School begins this month and so a well-known puzzle with a surprising new solution may be a good way to adjust to the beginning of the semester. And it's not just schools that put a premium on puzzle-solving. A recent book by William Poundstone, How Would You Move Mount Fuji?, discusses the increasing use of puzzles during employment interviews at high-tech companies and elsewhere.

The classic puzzle, which has given headaches to countless math students, involves 12 coins, one of which is slightly heavier or lighter than the other 11. By using a simple balance just three times, how can you determine the counterfeit coin and whether it is heavier or lighter than the others? (The balance tells you which of two quantities is heavier, but doesn't specify their weights.)

A Simpler Puzzle

Let me begin with a related, but simpler puzzle that Poundstone includes in his book. It involves only eight coins, one of which you know to be slightly heavier than the other seven.

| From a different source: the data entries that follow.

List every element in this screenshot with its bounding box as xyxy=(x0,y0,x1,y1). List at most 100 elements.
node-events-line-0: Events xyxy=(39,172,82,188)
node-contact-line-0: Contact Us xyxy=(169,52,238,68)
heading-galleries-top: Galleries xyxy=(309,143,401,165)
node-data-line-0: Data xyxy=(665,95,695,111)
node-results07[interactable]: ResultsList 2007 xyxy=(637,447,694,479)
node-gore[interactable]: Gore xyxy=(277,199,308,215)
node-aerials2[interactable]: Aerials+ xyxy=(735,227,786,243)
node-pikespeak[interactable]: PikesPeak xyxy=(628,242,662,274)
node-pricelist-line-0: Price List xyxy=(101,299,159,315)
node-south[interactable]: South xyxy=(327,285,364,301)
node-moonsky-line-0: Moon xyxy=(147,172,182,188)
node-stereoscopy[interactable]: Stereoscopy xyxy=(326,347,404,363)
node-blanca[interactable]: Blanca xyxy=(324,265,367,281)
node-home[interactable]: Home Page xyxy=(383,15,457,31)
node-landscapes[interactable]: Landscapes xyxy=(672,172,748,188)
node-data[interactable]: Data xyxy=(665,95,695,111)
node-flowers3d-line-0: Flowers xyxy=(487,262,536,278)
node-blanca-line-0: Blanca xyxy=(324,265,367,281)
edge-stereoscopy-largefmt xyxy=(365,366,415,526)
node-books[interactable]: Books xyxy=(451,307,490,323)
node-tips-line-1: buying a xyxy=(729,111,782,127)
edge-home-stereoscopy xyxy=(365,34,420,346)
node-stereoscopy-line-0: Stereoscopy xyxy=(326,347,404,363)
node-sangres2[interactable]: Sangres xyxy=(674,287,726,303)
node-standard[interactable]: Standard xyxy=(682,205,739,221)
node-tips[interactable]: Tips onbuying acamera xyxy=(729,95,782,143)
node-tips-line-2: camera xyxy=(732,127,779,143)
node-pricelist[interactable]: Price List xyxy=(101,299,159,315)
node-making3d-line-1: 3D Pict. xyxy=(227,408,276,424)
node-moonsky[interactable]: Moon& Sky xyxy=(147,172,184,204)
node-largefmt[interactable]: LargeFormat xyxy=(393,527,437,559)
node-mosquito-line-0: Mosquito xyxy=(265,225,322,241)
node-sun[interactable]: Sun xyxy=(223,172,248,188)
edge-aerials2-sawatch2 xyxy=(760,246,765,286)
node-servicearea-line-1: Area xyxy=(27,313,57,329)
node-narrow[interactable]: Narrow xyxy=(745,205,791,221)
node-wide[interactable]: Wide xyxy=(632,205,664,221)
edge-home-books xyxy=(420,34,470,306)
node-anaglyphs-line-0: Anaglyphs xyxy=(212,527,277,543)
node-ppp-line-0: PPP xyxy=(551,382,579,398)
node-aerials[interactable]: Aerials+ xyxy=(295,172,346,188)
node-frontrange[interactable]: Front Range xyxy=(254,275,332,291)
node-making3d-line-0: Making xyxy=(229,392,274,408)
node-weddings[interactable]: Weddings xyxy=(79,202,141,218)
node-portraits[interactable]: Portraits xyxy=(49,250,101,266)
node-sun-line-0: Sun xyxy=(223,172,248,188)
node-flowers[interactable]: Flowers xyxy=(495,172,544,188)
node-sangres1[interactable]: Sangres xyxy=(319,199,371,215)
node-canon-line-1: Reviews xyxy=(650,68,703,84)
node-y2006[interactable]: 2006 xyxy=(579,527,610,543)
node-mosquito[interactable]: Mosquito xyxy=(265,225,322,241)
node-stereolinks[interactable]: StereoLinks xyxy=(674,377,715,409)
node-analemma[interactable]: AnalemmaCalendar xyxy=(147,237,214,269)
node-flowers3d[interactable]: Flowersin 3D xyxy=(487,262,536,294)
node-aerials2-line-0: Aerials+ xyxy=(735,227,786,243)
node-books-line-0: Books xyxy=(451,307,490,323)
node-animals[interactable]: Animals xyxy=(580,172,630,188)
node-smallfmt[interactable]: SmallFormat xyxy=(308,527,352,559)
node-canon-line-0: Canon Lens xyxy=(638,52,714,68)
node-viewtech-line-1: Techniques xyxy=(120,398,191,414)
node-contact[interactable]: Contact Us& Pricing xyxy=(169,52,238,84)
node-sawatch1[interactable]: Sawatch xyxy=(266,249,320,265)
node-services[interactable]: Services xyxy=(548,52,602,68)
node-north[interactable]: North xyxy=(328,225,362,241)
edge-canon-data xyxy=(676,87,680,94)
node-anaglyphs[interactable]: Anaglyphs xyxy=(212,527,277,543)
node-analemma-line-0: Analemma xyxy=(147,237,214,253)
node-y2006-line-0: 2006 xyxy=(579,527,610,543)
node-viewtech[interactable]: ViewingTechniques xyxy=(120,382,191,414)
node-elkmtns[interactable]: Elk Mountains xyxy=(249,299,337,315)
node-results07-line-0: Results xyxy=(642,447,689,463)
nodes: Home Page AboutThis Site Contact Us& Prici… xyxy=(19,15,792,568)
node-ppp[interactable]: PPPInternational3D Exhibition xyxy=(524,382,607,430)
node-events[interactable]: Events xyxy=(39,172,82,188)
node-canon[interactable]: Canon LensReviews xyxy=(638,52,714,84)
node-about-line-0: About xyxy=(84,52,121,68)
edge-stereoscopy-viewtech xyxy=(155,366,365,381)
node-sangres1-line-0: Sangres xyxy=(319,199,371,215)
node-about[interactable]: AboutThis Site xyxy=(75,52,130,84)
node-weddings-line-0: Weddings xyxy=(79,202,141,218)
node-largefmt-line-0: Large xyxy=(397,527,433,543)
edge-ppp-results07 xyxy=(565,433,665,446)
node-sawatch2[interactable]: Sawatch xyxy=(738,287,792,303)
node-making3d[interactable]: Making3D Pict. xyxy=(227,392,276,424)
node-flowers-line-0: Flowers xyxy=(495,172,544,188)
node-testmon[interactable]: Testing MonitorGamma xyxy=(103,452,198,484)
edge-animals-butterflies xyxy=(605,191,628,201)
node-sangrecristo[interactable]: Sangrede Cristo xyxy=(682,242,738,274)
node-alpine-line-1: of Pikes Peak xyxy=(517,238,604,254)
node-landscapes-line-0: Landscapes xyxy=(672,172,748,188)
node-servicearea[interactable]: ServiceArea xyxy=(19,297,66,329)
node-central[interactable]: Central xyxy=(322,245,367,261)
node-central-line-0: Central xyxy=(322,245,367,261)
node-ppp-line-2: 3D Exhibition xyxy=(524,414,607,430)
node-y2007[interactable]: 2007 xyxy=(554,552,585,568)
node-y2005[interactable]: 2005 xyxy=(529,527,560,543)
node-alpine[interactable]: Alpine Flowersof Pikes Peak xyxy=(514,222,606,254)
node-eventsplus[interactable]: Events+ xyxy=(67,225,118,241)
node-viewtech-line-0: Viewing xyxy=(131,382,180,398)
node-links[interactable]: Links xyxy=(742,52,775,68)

By using a simple balance just twice, how can you determine the counterfeit coin? (Try it before reading on.)

The standard approach to the problem goes something like the following:

Separate the eight coins into three groups containing three, three, and two coins, respectively, and call these groups 1, 2, and 3. Begin by balancing the coins in group 1 against those in group 2.

Case 1.1: If the coins from group 1 and 2 balance, then the counterfeit coin is in group 3.

Case 1.2: Balance the two coins in group 3 against each other to determine which is heavier.

Case 2.1: If the coins from group 1 weigh more than the coins from group 2, then the counterfeit coin is in group 1.

Case 2.2: Choose any two coins from group 1 and balance them against each other. Whichever is the heavier is the counterfeit coin.

Case 2.3: If they balance, the last coin from group 1 is the counterfeit.

Case 3: If the coins from group 2 weigh more than the coins from group 1, the case is analyzed in the same way as case 2.

A Different Solution

This approach via branching cases is fine for this problem, but as my former colleague, Donald J. Newman, has stressed, there should be an approach in which the second weighing is not dependent on the outcome of the first. That there is such a solution follows from the fact that the left side of the balance can be heavier (H), lighter (L), or equal (E) in weight to the right side. Since there are three possibilities for each of the two weighings, there are nine discriminations (3 x 3) possible, enough to determine which of the eight coins is heavier.

First let's number the coins from 1 to 8 to help us describe a pair of weighings that work. In the first weighing, balance coins (1, 2, 3) on the left against coins (4, 5, 6) on the right. Whatever the outcome, in the second weighing balance coins (1, 4, 7) against (2, 5, 8). That's it.

If the left side of the balance is heavier for both weighings (HH), then coin 1 is the heavier coin because it's the only one on the left side for both weighings. If the left side is heavier for the first weighing, but lighter for the second (HL), then coin 2 is the heavier coin because it's the only one that's on the left side for the first weighing and the right side for the second. If the left side is heavier for the first weighing and equal in weight for the second, then coin 3 is the heavier coin for similar reasons.